Entscheiddatum: 10.10.2013Publikationsdatum: 23.10.2013
BundesverwaltungsgerichtTribunal administratif fédéralTribunale amministrativo federaleTribunal administrativ federal Abteilung VE-5526/2013
Urteil vom 10. Oktober 2013 Besetzung Einzelrichterin Gabriela Freihofer,mit Zustimmung von Richterin Contessina Theis; Gerichtsschreiber Simon Thurnheer. Parteien A._______,Eritrea, vertreten durch Susanne Gnekow, RA,Caritas Schweiz, Beschwerdeführer, gegen Bundesamt für Migration, Quellenweg 6, 3003 Bern, Vorinstanz . Gegenstand Nichteintreten auf Asylgesuch (Dublin-Verfahren) und Wegweisung; Verfügung des BFM vom 11. September 2013 / N (...).

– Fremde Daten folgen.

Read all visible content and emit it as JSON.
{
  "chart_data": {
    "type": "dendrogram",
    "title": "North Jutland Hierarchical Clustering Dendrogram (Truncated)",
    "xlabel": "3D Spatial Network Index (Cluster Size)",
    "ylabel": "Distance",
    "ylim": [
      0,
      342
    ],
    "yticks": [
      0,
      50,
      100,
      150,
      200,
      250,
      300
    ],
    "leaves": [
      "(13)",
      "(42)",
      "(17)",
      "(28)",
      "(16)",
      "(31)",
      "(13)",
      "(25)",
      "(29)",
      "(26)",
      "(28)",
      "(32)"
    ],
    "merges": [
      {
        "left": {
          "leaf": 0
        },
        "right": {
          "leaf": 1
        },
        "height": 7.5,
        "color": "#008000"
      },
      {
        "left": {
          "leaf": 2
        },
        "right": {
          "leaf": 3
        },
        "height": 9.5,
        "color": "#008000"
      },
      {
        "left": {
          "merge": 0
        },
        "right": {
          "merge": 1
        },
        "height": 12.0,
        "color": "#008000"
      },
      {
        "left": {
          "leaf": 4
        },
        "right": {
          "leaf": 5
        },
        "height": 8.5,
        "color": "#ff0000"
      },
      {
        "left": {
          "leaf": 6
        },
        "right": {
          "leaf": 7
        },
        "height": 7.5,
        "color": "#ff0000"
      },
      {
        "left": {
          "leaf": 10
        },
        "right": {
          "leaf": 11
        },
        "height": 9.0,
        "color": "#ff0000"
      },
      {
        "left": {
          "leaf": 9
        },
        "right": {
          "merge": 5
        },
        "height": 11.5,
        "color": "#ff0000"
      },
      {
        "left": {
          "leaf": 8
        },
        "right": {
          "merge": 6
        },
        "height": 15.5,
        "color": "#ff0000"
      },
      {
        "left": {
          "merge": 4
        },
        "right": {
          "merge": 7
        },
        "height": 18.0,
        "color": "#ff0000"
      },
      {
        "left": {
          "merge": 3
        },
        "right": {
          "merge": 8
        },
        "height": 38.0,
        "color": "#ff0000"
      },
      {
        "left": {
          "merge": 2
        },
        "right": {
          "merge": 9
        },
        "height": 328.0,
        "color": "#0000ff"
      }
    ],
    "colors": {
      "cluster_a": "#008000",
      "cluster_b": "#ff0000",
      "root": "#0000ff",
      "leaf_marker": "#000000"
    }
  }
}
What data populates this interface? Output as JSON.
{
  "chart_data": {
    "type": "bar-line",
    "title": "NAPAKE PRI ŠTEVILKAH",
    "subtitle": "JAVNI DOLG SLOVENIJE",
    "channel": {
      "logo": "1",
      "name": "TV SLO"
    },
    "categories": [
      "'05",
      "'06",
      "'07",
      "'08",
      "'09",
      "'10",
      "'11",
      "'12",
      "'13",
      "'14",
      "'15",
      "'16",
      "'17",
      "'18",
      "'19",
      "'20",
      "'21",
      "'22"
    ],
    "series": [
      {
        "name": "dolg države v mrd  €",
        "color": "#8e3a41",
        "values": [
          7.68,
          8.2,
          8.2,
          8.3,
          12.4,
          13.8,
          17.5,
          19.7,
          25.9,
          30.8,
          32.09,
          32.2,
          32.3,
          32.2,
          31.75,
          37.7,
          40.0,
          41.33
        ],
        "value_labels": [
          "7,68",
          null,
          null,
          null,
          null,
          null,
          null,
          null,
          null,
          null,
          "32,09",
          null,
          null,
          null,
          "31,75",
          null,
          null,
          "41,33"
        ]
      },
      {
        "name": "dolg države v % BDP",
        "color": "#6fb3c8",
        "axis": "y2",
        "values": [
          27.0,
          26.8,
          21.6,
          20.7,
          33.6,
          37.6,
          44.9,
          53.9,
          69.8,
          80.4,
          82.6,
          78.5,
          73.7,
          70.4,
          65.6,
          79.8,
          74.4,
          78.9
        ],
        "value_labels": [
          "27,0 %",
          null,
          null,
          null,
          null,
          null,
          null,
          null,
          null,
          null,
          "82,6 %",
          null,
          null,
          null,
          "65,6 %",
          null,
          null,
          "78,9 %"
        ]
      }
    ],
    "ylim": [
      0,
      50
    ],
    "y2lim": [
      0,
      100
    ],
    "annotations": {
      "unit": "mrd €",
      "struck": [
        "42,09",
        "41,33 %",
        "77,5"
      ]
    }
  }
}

A. Der Beschwerdeführer stellte am 10. Juli 2011 in der Schweiz erstmals ein Asylgesuch, worauf das BFM in Anwendung von Art. 34 Abs. 2 Bst. d des Asylgesetzes vom 26. Juni 1998 (AsylG, SR 142.31) mit Verfügung vom 23. Februar 2012 nicht eintrat. Gleichzeitig wies es ihn nach Malta weg und ordnete den Vollzug der Wegweisung an. Eine dagegen am 9. März 2012 erhobene Beschwerde wurde vom Bundesverwaltungsgericht mit Urteil E 1354/2012 vom 22. März 2012 abgewiesen. Am 14. Mai 2012 wurde er nach Malta überstellt.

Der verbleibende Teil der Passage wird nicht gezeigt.